De todos modos, esa bronca pasajera sería efímera en comparación con todo lo que realmente quiso a su padre, a quien consideraba “un luchador, porque creía que había un mañana mejor para la Argentina” y a quien le dedicó varios relatos de “Cuentos de los años felices”. Finalmente, las vueltas de la vida y el trabajo del sostén de la familia, quisieron que los Soriano se erradicaran en la ciudad de Tandil, donde había nacido Eugenia, la madre de Osvaldo, quien ya tenía veinte años y, de a poco, estaba por cambiar la pelota por los libros.
Tandil era una fiesta
Cuenta Néstor Dipaola, reconocido periodista e historiador local, que la ciudad de aquellos años sesenta era un verdadero caldo de cultivo de la expresión artística, filosófica e intelectual. En los bares, en la Universidad –recientemente fundada- se respiraba el olor a cambio, a revolución, que tanto marcó a las generaciones de la “imaginación al poder”.
De la misma forma, tiempo después en Buenos Aires, la describió Osvaldo Soriano: "Tandil me parecía Nueva York. Era una ciudad con edificios de cinco pisos, con grupos teatrales, bibliotecas, librerías. En los cafés, me incorporaron a la mesa de intelectuales de Tandil. Eran todos socialistas. Dejé de pensar que sería jugador de fútbol y decidí ser escritor.
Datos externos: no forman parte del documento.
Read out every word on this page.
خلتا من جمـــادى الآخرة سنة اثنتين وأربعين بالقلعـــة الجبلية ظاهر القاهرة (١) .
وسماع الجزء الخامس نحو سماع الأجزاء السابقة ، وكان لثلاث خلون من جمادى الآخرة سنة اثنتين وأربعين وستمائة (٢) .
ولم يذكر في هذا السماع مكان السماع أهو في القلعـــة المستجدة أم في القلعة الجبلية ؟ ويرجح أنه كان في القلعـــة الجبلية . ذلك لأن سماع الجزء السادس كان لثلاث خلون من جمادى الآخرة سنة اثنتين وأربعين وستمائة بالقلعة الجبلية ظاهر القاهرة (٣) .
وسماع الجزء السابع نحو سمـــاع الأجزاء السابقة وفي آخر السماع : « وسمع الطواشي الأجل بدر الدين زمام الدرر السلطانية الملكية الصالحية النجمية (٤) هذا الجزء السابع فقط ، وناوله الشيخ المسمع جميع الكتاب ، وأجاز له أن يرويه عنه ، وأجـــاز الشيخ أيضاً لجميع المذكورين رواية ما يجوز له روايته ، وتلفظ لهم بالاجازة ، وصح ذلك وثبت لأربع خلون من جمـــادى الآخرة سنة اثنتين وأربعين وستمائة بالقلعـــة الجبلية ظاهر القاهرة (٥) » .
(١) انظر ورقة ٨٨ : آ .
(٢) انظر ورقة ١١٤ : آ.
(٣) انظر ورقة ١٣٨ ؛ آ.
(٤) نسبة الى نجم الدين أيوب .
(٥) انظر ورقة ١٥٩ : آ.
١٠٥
Las dos actividades tenían algo en común: eran perfectamente inútiles, pero muy placenteras". No obstante, el “Gordo”, como lo apodaron sus amigos desde siempre, descubrió la literatura de la mano de Juan Campagnolle, quien en ese entonces era novio de su prima.
En una entrevista con el escritor Mempo Giardinelli, Soriano relató aquel bautismo de fuego con los libros: “Un día el novio de una prima me cuestionó el hecho de que yo era un ignorante. Me dijo que había encontrado un libro en su biblioteca, y que le parecía que a mí me iba a gustar. Era una novela de ciencia ficción: "Soy leyenda", de Richard Mathieson. Fue el primer libro que leí en mi vida. Me encantó, y cuando lo volví a ver, le dije: "Dame más". Y entonces me trajo "Los hermanos Karamazov". Mira qué bestia”. Así, contrajo un comportamiento cuasi-adictivo con las lecturas que su amigo le aconsejaba, y las páginas de célebres escritores como Flaubert, Quiroga y Maupassant comenzaron a fluir delante de sus ojos.

Condenado a escribir
Tras haber abandonado la escuela secundaria años antes, el joven Soriano comenzó a trabajar en la Metalúrgica Tandil, una industria local donde iban a parar muchos jóvenes laburantes. “En la Metalúrgica tiene la suerte de ser contratado como sereno de la noche, entonces tenía tiempo para leer y escribir durante esas horas”, explicó Néstor Dipaola, en diálogo con este cronista. Asimismo, por las tardes, el veinteañero comenzó a frecuentar los círculos intelectuales de la ciudad. “Soriano acá conoce a un gran escritor, como lo fue Jorge Di Paola, quien era unos años mayor que él. Se encontraban en la confitería “Rex” -donde ahora está la Sociedad Española- un lugar común de los intelectuales de la época, entre ellos el polaco Witold Gombrowicz. “Rex” era un enorme bar que fue emblemático, donde también había importantes bailes para la juventud en las décadas del `50 y `60” recordó el periodista, un referente en la historia de la ciudad.No obstante, no faltaría mucho tiempo para que el “Gordo” comenzara a utilizar su propia pluma, entusiasmado por sus compinches literatos.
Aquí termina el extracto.